For me, the big take-away from the details below is that large majorities of faculty across all disciplines rate Print Books, Electronic Books, and Ejournals as Important or Very Important. The fact that both print and electronic books are important to all faculty is more evidence to me that the easy stereotypes that scientists don’t need print and humanists resist digital are just wrong.

  • 90% of faculty say Print Books are Important or Very Important to their research. Faculty in the Humanities and Arts are most enamored of Print Books, with 96% rating them as Important or Very Important. Large majorities of Social Scientists (90%) and Science & Engineering (79%) faculty also rate Print Books as Important or Very Important.

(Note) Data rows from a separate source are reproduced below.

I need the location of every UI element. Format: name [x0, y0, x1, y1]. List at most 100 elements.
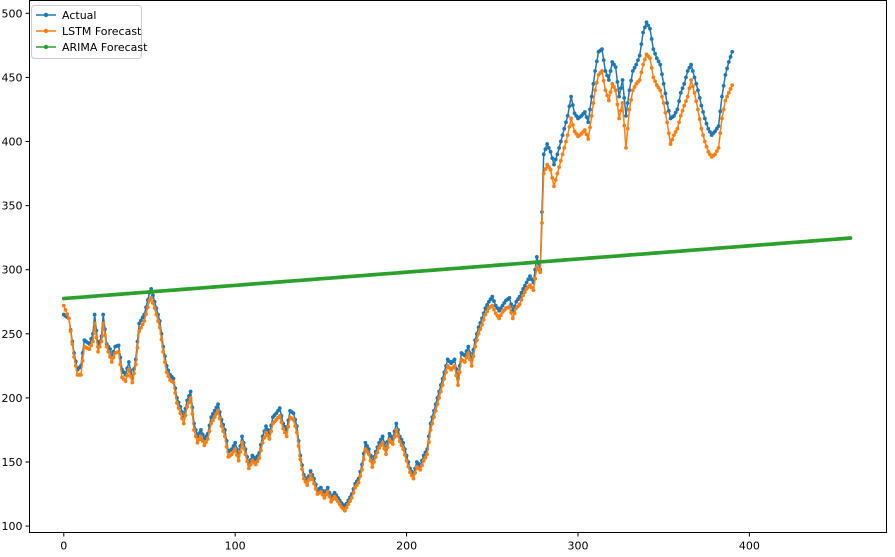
- data-point-lstm-forecast: [589, 113, 594, 118]
- data-point-actual: [673, 110, 678, 115]
- data-point-actual: [116, 343, 121, 348]
- data-point-lstm-forecast: [267, 437, 272, 441]
- data-point-actual: [696, 88, 700, 93]
- data-point-actual: [231, 444, 236, 448]
- data-point-lstm-forecast: [181, 421, 186, 426]
- data-point-lstm-forecast: [265, 433, 270, 438]
- data-point-lstm-forecast: [716, 146, 721, 150]
- data-point-lstm-forecast: [325, 489, 330, 494]
- data-point-lstm-forecast: [421, 458, 426, 463]
- data-point-lstm-forecast: [94, 335, 99, 340]
- data-point-lstm-forecast: [236, 458, 241, 463]
- data-point-lstm-forecast: [185, 404, 190, 409]
- data-point-lstm-forecast: [68, 329, 73, 334]
- data-point-lstm-forecast: [641, 62, 646, 67]
- data-point-lstm-forecast: [685, 94, 690, 99]
- data-point-actual: [721, 83, 726, 88]
- series-arima-forecast: [61, 236, 853, 301]
- data-point-lstm-forecast: [564, 139, 568, 144]
- data-point-lstm-forecast: [471, 354, 476, 359]
- data-point-lstm-forecast: [135, 346, 140, 350]
- data-point-lstm-forecast: [697, 117, 702, 121]
- data-point-actual: [603, 69, 608, 73]
- data-point-lstm-forecast: [111, 355, 116, 360]
- data-point-lstm-forecast: [224, 444, 229, 449]
- data-point-lstm-forecast: [262, 435, 267, 440]
- data-point-lstm-forecast: [103, 333, 107, 337]
- data-point-lstm-forecast: [390, 442, 395, 446]
- data-point-actual: [701, 110, 705, 114]
- data-point-lstm-forecast: [665, 120, 670, 125]
- data-point-lstm-forecast: [420, 463, 424, 468]
- data-point-lstm-forecast: [373, 454, 378, 459]
- data-point-lstm-forecast: [89, 343, 94, 348]
- data-point-lstm-forecast: [485, 309, 490, 314]
- data-point-lstm-forecast: [176, 406, 181, 411]
- data-point-actual: [199, 428, 203, 432]
- data-point-lstm-forecast: [696, 107, 700, 112]
- data-point-lstm-forecast: [139, 325, 143, 330]
- data-point-lstm-forecast: [380, 440, 385, 445]
- data-point-actual: [507, 296, 512, 300]
- data-point-lstm-forecast: [180, 416, 184, 421]
- data-point-lstm-forecast: [728, 87, 733, 91]
- data-point-lstm-forecast: [212, 415, 217, 420]
- data-point-actual: [689, 62, 693, 67]
- data-point-lstm-forecast: [618, 108, 623, 113]
- data-point-lstm-forecast: [248, 462, 253, 467]
- x-tick-label: 300: [567, 540, 588, 553]
- data-point-actual: [569, 94, 574, 99]
- data-point-lstm-forecast: [435, 402, 440, 407]
- data-point-lstm-forecast: [601, 78, 606, 83]
- data-point-lstm-forecast: [166, 374, 171, 378]
- data-point-lstm-forecast: [642, 57, 647, 62]
- legend-marker-lstm: [43, 28, 49, 34]
- data-point-lstm-forecast: [433, 408, 438, 413]
- data-point-lstm-forecast: [351, 490, 356, 495]
- data-point-actual: [363, 440, 368, 445]
- data-point-lstm-forecast: [269, 429, 274, 434]
- data-point-lstm-forecast: [342, 508, 347, 513]
- data-point-lstm-forecast: [533, 276, 538, 281]
- data-point-actual: [617, 94, 622, 99]
- data-point-lstm-forecast: [497, 316, 502, 321]
- data-point-actual: [197, 431, 202, 436]
- data-point-lstm-forecast: [346, 502, 351, 507]
- data-point-lstm-forecast: [406, 464, 411, 469]
- data-point-actual: [608, 69, 613, 73]
- data-point-actual: [127, 360, 131, 364]
- y-tick-label: 150: [2, 456, 23, 469]
- y-tick-label: 400: [2, 136, 23, 149]
- data-point-lstm-forecast: [694, 99, 699, 104]
- data-point-lstm-forecast: [61, 303, 66, 308]
- data-point-actual: [708, 130, 712, 134]
- legend-label-arima: ARIMA Forecast: [62, 41, 148, 54]
- data-point-lstm-forecast: [620, 101, 625, 105]
- data-point-actual: [485, 303, 490, 307]
- axis-layer: 0 100 200 300 400 100 150 200 250 300 350 400 450 500: [2, 7, 760, 552]
- data-point-lstm-forecast: [156, 319, 160, 323]
- data-point-lstm-forecast: [238, 449, 243, 454]
- data-point-lstm-forecast: [322, 495, 327, 500]
- data-point-actual: [684, 75, 688, 80]
- data-point-lstm-forecast: [663, 110, 668, 115]
- data-point-lstm-forecast: [188, 396, 193, 400]
- data-point-lstm-forecast: [202, 443, 207, 448]
- data-point-lstm-forecast: [291, 417, 296, 422]
- data-point-lstm-forecast: [483, 312, 488, 317]
- data-point-lstm-forecast: [466, 351, 471, 355]
- data-point-lstm-forecast: [404, 458, 409, 463]
- data-point-actual: [524, 280, 529, 285]
- data-point-actual: [716, 124, 721, 129]
- data-point-lstm-forecast: [65, 312, 70, 317]
- data-point-lstm-forecast: [104, 344, 109, 349]
- data-point-actual: [600, 47, 604, 52]
- data-point-actual: [325, 485, 330, 490]
- data-point-actual: [665, 101, 670, 105]
- data-point-lstm-forecast: [555, 171, 560, 176]
- data-point-actual: [211, 412, 215, 416]
- data-point-lstm-forecast: [557, 165, 562, 170]
- data-point-lstm-forecast: [132, 371, 136, 376]
- data-point-actual: [593, 69, 598, 73]
- data-point-lstm-forecast: [216, 408, 220, 413]
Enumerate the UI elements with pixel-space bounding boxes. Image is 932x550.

  • E-Books are also Important or Very Important to a majority of faculty in all disciplines: 75% in Humanities & Arts, 65% in Social Sciences, 68% in Science & Engineering. Note that Humanities and Arts faculty are the most likely to embrace E-books (so much for the stereotype of the luddite humanists). Note also that most faculty rate both print and E-books as Important or Very Important — we are clearly still in a hybrid world with respect to scholarly books.

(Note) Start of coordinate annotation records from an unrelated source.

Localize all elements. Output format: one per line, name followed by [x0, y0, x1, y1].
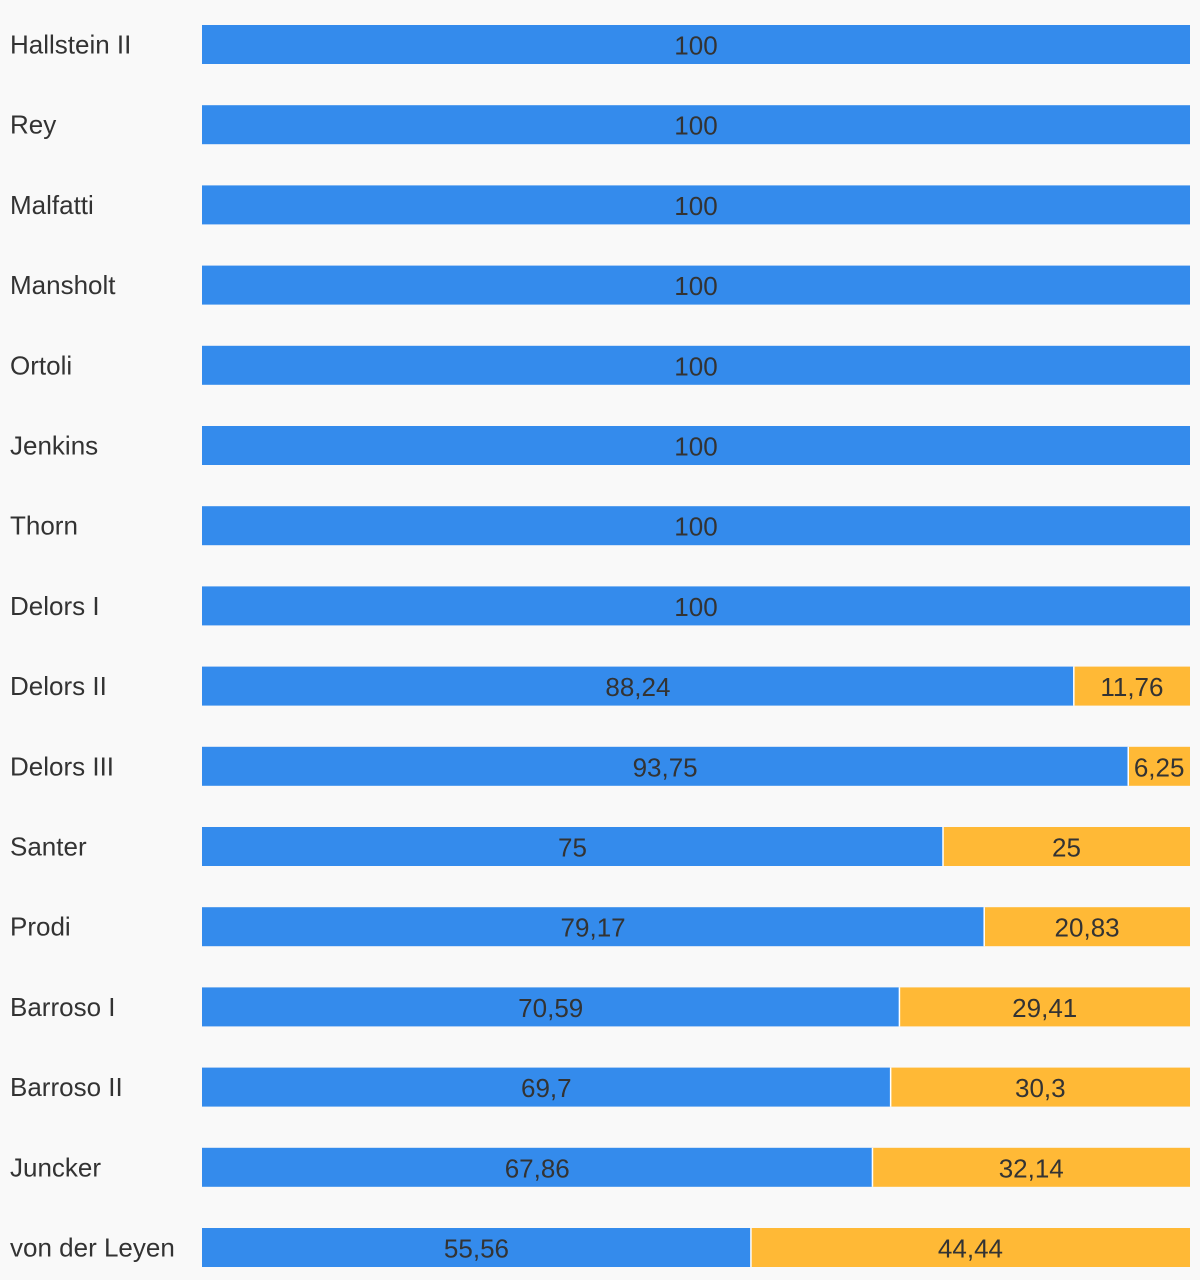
category-label: Delors III — [10, 751, 114, 781]
bar-segment-series-1 — [202, 426, 1190, 465]
category-label: Santer — [10, 832, 87, 862]
bar-segment-series-1 — [202, 105, 1190, 145]
bar-segment-series-1 — [202, 1067, 891, 1107]
bar-segment-series-1 — [202, 25, 1190, 64]
bar-segment-series-2 — [872, 1147, 1190, 1187]
bar-segment-series-1 — [202, 827, 943, 866]
data-label: 70,59 — [518, 993, 583, 1023]
bar-segment-series-1 — [202, 666, 1074, 706]
data-label: 93,75 — [633, 752, 698, 782]
category-label: Juncker — [10, 1152, 101, 1182]
category-label: Barroso I — [10, 992, 116, 1022]
category-label: Delors I — [10, 591, 100, 621]
bar-segment-series-1 — [202, 345, 1190, 385]
data-label: 20,83 — [1055, 913, 1120, 943]
bar-segment-series-2 — [1073, 666, 1190, 706]
data-label: 100 — [674, 31, 717, 61]
bars-layer — [202, 25, 1190, 1267]
bar-segment-series-1 — [202, 746, 1129, 786]
bar-segment-series-1 — [202, 907, 985, 947]
bar-segment-series-2 — [943, 827, 1190, 866]
data-label: 100 — [674, 271, 717, 301]
data-label: 11,76 — [1100, 672, 1163, 702]
bar-segment-series-2 — [890, 1067, 1190, 1107]
data-label: 67,86 — [505, 1153, 570, 1183]
bar-segment-series-1 — [202, 506, 1190, 546]
bar-segment-series-1 — [202, 1147, 873, 1187]
data-label: 100 — [674, 512, 717, 542]
data-label: 100 — [674, 191, 717, 221]
category-label: Hallstein II — [10, 30, 131, 60]
category-label: Barroso II — [10, 1072, 123, 1102]
bar-segment-series-2 — [899, 987, 1190, 1027]
data-label: 32,14 — [999, 1153, 1064, 1183]
data-label: 75 — [558, 833, 587, 863]
category-label: Thorn — [10, 511, 78, 541]
data-label: 79,17 — [561, 913, 626, 943]
data-label: 100 — [674, 111, 717, 141]
data-label: 55,56 — [444, 1234, 509, 1264]
category-label: Ortoli — [10, 350, 72, 380]
bar-segment-series-1 — [202, 265, 1190, 305]
data-label: 6,25 — [1134, 752, 1185, 782]
bar-segment-series-1 — [202, 185, 1190, 225]
bar-segment-series-2 — [750, 1228, 1190, 1267]
category-label: Jenkins — [10, 431, 98, 461]
data-label: 25 — [1052, 833, 1081, 863]
category-label: Delors II — [10, 671, 107, 701]
data-label: 44,44 — [938, 1234, 1003, 1264]
category-label: Mansholt — [10, 270, 116, 300]
category-label: Rey — [10, 110, 56, 140]
data-label: 100 — [674, 432, 717, 462]
bar-segment-series-1 — [202, 1228, 751, 1267]
labels-layer: Hallstein II 100 Rey 100 Malfatti 100 Mansholt… — [10, 30, 1184, 1264]
data-label: 69,7 — [521, 1073, 572, 1103]
data-label: 88,24 — [605, 672, 670, 702]
data-label: 30,3 — [1015, 1073, 1066, 1103]
category-label: von der Leyen — [10, 1233, 175, 1263]
bar-segment-series-2 — [1128, 746, 1190, 786]
category-label: Prodi — [10, 912, 71, 942]
data-label: 100 — [674, 592, 717, 622]
data-label: 29,41 — [1012, 993, 1077, 1023]
bar-segment-series-1 — [202, 586, 1190, 626]
bar-segment-series-2 — [984, 907, 1190, 947]
bar-segment-series-1 — [202, 987, 900, 1027]
data-label: 100 — [674, 351, 717, 381]
category-label: Malfatti — [10, 190, 94, 220]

  • Journals are another story. Everyone (over 94% across all disciplines) says E-Journals are Important or Very Important; but Print Journals are Important or Very Important primarly to those in Humanities and the Arts (76%). Only 36% of Science and Engineering faculty, and only 28% of Social Sciences faculty rate Print Journals as Important or Very Important.
  • Textual Data are important to a good chunk of Humanities (44%) and Social Science (38%) faculty, but much less so to Science & Engineering folks (9%). Maps and Geospatial data are important to 25% of faculty overall, with slightly more interest from Social Scientists than from Humanists or Science & Engineering folks.
  • For all the other kinds of resources we asked about, the differences between disciplines are big and just what you would expect. Numeric data is important to more Social Science (62%) and Science & Engineering faculty (55%) than Humanities faculty (19%). Archival materials, non-English language materials, reference works, images, film, video and audio are all important to much larger percentages of Humanists than to Social Scientists and Science & Engineering faculty.
  • Response rates: Our overall response rate was a rather poor 17%, with Humanities & Arts faculty twice as likely (N=68, 29%) as Social Sciences (N=32, 15%) or Science & Engineering faculty (N=57, 13%) to respond.

We also asked some great open-ended questions about how faculty accessed resources and what would improve that access. We asked similar questions about a bunch of tools (e.g. the library website, SearchWorks, bibliographic management software), and expertise (e.g. subject librarians, data specialists). I’ll blog about some of the findings from these other questions later, so stay tuned.

(A less editorial version of this appears on our Stanford Libraries Blog, which we will use to officially communicate results to the Stanford community.)